The activities involve providing hand holding support of the Combined Assurance Project Champions and target end users by the external consultant. The primary objective for the handholding support is to embed the Target Combined Assurance Blueprint and Reporting Templates into the day-to-day business operations. The specific activities involved include the following:

• Identifying the training needs for the different levels in the organization covering the operational staff, senior and executive management, board and board committee members, Internal Control, Internal Audit, Compliance, Risk Management functions and other assurance providers.
• developing training materials customized for each of the specific levels as identified above,
• facilitating the trainings in line with the training materials and schedules,
• supporting the organization to deploy a Combined Assurance Technology Management Software including data analytics.
• tracking continuous control monitoring reviews and audit finding issues,
• monitoring risks and control statuses and collating reports,
• interpreting the collated reports and presentation to the different levels in the organization including the board, board committees, executive management, departmental level supervisors and managers.

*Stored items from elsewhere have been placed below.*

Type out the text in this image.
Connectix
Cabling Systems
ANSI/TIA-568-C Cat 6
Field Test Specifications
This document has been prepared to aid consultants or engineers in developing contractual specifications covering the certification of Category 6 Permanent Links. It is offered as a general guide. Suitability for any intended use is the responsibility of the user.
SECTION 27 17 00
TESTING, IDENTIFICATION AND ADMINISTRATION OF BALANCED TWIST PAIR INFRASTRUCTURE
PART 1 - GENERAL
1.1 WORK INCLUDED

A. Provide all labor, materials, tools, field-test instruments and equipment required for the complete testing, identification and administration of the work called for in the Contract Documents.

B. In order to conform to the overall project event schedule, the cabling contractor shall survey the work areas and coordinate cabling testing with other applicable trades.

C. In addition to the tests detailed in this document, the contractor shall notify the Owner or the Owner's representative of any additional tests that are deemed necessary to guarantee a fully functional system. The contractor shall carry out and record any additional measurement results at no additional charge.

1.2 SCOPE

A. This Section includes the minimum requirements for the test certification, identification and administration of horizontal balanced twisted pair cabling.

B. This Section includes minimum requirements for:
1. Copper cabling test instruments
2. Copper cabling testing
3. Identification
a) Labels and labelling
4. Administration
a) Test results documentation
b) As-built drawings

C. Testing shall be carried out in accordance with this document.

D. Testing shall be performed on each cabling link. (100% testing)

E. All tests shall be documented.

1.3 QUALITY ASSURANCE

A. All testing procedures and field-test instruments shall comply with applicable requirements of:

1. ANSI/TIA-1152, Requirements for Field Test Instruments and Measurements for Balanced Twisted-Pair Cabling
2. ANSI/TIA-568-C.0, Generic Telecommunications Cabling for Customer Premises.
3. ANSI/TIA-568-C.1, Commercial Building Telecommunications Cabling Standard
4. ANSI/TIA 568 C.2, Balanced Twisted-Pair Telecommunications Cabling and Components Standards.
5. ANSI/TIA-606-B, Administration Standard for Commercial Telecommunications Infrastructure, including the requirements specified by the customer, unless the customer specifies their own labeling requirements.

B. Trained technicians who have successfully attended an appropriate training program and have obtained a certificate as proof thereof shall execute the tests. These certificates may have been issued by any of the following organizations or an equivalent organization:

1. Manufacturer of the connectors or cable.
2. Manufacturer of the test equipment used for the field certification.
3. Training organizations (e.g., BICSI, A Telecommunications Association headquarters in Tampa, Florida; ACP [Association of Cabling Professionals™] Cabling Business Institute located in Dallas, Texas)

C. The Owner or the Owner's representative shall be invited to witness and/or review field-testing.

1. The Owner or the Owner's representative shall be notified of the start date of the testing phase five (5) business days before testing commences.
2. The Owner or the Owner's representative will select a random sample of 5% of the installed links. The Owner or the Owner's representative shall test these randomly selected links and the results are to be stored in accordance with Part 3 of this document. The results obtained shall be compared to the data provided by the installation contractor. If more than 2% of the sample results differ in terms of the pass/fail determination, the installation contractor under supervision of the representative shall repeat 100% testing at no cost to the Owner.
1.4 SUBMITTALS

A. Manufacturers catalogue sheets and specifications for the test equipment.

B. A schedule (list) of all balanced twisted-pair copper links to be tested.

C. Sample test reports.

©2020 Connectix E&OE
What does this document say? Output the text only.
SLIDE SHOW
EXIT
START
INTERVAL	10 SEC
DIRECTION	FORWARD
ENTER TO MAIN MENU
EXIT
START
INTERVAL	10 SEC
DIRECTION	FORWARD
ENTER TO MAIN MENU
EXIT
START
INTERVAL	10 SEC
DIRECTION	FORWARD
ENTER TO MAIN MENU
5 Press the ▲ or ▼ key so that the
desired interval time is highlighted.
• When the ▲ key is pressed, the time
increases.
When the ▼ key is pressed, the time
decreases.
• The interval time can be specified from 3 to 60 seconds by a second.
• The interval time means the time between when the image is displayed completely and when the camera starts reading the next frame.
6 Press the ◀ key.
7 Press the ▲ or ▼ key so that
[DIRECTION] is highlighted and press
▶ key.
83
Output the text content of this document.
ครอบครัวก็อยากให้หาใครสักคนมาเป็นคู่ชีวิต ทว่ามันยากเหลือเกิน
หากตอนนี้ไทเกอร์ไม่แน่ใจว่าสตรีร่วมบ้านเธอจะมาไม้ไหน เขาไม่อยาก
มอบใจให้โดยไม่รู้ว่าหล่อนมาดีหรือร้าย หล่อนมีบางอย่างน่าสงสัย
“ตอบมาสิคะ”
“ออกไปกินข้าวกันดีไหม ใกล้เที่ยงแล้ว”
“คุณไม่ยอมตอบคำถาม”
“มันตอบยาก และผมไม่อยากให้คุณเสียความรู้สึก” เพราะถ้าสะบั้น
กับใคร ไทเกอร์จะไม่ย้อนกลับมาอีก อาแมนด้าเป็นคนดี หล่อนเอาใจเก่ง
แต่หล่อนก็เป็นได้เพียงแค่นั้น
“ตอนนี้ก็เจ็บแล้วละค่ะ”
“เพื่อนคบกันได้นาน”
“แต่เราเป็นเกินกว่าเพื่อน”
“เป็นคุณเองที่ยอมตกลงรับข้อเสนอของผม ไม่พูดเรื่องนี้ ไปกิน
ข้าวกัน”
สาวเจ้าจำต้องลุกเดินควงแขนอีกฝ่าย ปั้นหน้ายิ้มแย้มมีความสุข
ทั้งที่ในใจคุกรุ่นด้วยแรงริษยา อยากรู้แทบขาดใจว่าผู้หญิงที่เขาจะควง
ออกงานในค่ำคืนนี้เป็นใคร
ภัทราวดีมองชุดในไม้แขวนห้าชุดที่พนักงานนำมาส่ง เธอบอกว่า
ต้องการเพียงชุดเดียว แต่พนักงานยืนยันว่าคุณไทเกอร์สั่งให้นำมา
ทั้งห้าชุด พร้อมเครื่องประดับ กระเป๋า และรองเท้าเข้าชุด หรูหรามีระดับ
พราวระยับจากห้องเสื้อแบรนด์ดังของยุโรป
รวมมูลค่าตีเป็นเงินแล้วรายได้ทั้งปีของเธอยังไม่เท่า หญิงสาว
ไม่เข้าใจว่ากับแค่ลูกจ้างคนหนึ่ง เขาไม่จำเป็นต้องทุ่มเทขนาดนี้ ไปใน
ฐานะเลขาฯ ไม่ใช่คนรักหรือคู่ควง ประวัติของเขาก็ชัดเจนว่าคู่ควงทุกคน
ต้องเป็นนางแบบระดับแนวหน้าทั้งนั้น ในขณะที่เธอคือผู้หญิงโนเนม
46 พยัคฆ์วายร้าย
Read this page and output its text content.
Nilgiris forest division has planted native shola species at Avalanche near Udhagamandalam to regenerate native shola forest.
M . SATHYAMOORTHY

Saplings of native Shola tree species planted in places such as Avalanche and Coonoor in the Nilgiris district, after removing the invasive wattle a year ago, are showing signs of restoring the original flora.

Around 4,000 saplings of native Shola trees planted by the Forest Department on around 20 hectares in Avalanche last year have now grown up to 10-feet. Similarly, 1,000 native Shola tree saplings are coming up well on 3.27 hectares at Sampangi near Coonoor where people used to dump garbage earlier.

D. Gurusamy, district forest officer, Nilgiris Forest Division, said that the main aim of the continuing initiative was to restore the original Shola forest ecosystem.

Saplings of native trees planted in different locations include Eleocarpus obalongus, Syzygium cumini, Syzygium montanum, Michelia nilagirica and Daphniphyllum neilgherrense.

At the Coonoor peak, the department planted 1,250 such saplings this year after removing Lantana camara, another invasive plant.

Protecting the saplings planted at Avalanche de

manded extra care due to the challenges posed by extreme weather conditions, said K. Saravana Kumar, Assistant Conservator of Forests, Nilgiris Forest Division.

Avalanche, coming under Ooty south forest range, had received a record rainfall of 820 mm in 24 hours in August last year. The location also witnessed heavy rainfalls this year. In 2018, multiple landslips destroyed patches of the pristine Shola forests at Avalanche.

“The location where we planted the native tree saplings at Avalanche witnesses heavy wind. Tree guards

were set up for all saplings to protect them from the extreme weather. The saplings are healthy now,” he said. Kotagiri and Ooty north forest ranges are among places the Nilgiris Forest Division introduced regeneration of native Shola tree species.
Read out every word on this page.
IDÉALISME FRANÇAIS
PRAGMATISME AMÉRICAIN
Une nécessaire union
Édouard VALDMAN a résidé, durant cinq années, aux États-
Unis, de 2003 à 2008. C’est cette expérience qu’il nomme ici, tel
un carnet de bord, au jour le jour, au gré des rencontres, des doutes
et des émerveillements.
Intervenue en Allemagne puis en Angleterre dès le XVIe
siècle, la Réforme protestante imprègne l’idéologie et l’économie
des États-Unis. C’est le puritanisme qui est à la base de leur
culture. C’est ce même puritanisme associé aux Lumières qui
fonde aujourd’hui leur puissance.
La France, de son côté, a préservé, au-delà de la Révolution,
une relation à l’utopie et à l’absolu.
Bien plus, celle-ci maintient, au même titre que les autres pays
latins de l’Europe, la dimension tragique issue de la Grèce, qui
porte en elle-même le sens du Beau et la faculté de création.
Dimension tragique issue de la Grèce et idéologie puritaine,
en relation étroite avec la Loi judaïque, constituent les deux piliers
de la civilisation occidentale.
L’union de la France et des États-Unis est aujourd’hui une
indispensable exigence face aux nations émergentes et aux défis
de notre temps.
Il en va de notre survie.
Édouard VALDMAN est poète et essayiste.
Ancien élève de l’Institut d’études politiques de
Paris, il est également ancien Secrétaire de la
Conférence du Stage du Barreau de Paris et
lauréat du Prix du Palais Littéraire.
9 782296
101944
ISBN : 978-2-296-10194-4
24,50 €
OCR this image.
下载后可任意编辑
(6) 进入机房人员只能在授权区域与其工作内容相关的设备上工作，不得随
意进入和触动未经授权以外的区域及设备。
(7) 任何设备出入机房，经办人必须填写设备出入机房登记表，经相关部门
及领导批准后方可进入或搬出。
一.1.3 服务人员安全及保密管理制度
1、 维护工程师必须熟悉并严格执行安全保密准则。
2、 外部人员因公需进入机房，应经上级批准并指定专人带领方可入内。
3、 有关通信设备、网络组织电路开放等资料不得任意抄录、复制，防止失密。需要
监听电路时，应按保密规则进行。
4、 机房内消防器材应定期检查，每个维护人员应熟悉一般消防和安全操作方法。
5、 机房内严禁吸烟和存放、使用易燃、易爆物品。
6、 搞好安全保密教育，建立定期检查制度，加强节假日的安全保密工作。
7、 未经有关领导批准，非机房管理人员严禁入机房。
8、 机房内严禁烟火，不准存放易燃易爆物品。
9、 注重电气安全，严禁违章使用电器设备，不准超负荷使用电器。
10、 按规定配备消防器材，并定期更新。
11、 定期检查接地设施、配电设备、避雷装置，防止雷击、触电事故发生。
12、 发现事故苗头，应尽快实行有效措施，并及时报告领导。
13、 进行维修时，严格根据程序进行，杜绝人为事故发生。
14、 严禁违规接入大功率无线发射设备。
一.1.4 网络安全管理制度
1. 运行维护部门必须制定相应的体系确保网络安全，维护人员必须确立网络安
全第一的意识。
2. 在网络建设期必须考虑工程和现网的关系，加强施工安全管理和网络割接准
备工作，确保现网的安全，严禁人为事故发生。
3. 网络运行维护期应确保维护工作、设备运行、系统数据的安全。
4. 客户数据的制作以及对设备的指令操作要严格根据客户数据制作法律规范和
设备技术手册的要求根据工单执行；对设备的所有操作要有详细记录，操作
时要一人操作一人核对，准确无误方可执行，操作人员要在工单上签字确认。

Step 5: – Post Implementation Quality Reviews.  

The activities involve conducting Internal self-assessment driven quality reviews by the internal staff while the independent assessment quality reviews are done by an external consultant. The primary objectives for the quality reviews are the following:

• assess the extent that the organization’s combined assurance implementation is meeting the needs and expectations of the organizations and different stakeholders as well as conforming with the legal and regulatory compliance requirements,
• identify the gaps, root causes, improvement opportunities and provide actionable recommendations, and
• reinforce the appreciable values of the combined assurance model to the organization.

Performing self-driven quality assessments at least on annual basis and before the independent assessment review is done is necessary to avoid surprises that often arise when an external driven independent quality assessment is done.  The self-assessment enables organization to know the issues before the independent assessors in order to take proactive actions to close the observed gaps.